On Mon, 2007-05-21 at 09:45 -0700, Christoph Lameter wrote:
> On Sun, 20 May 2007, Peter Zijlstra wrote:
>
> > I care about kernel allocations only. In particular about those that
> > have PF_MEMALLOC semantics.
>
> Hmmmm.. I wish I was more familiar with PF_MEMALLOC. ccing Nick.
>
> > - set page->reserve nonzero for each page allocated with
> > ALLOC_NO_WATERMARKS; which by the previous point implies that all
> > available zones are below ALLOC_MIN|ALLOC_HIGH|ALLOC_HARDER
>
> Ok that adds a new field to the page struct. I suggested a page flag in
> slub before.
No it doesn't; it overloads page->index. Its just used as extra return
value, it need not be persistent. Definitely not worth a page-flag.
> > - when a page->reserve slab is allocated store it in s->reserve_slab
> > and do not update the ->cpu_slab[] (this forces subsequent allocs to
> > retry the allocation).
>
> Right that should work.
>
> > All ALLOC_NO_WATERMARKS enabled slab allocations are served from
> > ->reserve_slab, up until the point where a !page->reserve slab alloc
> > succeeds, at which point the ->reserve_slab is pushed into the partial
> > lists and ->reserve_slab set to NULL.
>
> So the original issue is still not fixed. A slab alloc may succeed without
> watermarks if that particular allocation is restricted to a different set
> of nodes. Then the reserve slab is dropped despite the memory scarcity on
> another set of nodes?
I can't see how. This extra ALLOC_MIN|ALLOC_HIGH|ALLOC_HARDER alloc will
first deplete all other zones. Once that starts failing no node should
still have pages accessible by any allocation context other than
PF_MEMALLOC.
> > Since only the allocation of a new slab uses the gfp zone flags, and
> > other allocations placement hints they have to be uniform over all slab
> > allocs for a given kmem_cache. Thus the s->reserve_slab/page->reserve
> > status is kmem_cache wide.
>
> No the gfp zone flags are not uniform and placement of page allocator
> allocs through SLUB do not always have the same allocation constraints.
It has to; since it can serve the allocation from a pre-existing slab
allocation. Hence any page allocation must be valid for all other users.
> SLUB will check the node of the page that was allocated when the page
> allocator returns and put the page into that nodes slab list. This varies
> depending on the allocation context.
Yes, it keeps slabs on per node lists. I'm just not seeing how this puts
hard constraints on the allocations.
As far as I can see there cannot be a hard constraint here, because
allocations form interrupt context are at best node local. And node
affine zone lists still have all zones, just ordered on locality.
> Allocations can be particular to uses of a slab in particular situations.

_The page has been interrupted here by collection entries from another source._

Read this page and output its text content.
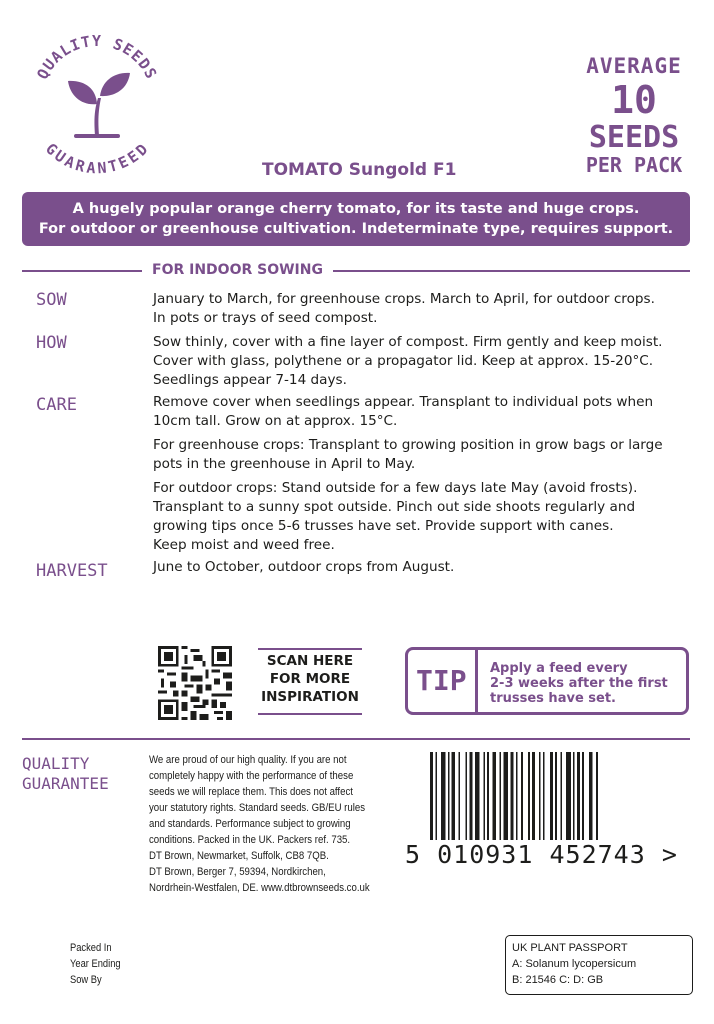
QUALITY SEEDS
GUARANTEED
AVERAGE
10
SEEDS
PER PACK
TOMATO Sungold F1
A hugely popular orange cherry tomato, for its taste and huge crops.
For outdoor or greenhouse cultivation. Indeterminate type, requires support.
FOR INDOOR SOWING
SOW	January to March, for greenhouse crops. March to April, for outdoor crops.
In pots or trays of seed compost.
HOW	Sow thinly, cover with a fine layer of compost. Firm gently and keep moist.
Cover with glass, polythene or a propagator lid. Keep at approx. 15-20°C.
Seedlings appear 7-14 days.
CARE	Remove cover when seedlings appear. Transplant to individual pots when
10cm tall. Grow on at approx. 15°C.
For greenhouse crops: Transplant to growing position in grow bags or large
pots in the greenhouse in April to May.
For outdoor crops: Stand outside for a few days late May (avoid frosts).
Transplant to a sunny spot outside. Pinch out side shoots regularly and
growing tips once 5-6 trusses have set. Provide support with canes.
Keep moist and weed free.
HARVEST	June to October, outdoor crops from August.
SCAN HERE
FOR MORE
INSPIRATION TIP Apply a feed every
2-3 weeks after the first
trusses have set.
QUALITY
GUARANTEE
We are proud of our high quality. If you are not
completely happy with the performance of these
seeds we will replace them. This does not affect
your statutory rights. Standard seeds. GB/EU rules
and standards. Performance subject to growing
conditions. Packed in the UK. Packers ref. 735.
DT Brown, Newmarket, Suffolk, CB8 7QB.
DT Brown, Berger 7, 59394, Nordkirchen,
Nordrhein-Westfalen, DE. www.dtbrownseeds.co.uk
5 010931 452743 >
Packed In
Year Ending
Sow By
UK PLANT PASSPORT
A: Solanum lycopersicum
B: 21546 C: D: GB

> A kmalloc cache can be used to allocate from various sets of nodes in
> different circumstances. kmalloc will allow serving a limited number of
> objects from the wrong nodes for performance reasons but the next
> allocation from the page allocator (or from the partial lists) will occur
> using the current set of allowed nodes in order to ensure a rough
> obedience to the memory policies and cpusets. kmalloc_node behaves
> differently and will enforce using memory from a particular node.
>From what I can see, it takes pretty much any page it can get once you
hit it with PF_MEMALLOC. If the page allocation doesn't use ALLOC_CPUSET
the page can come from pretty much anywhere.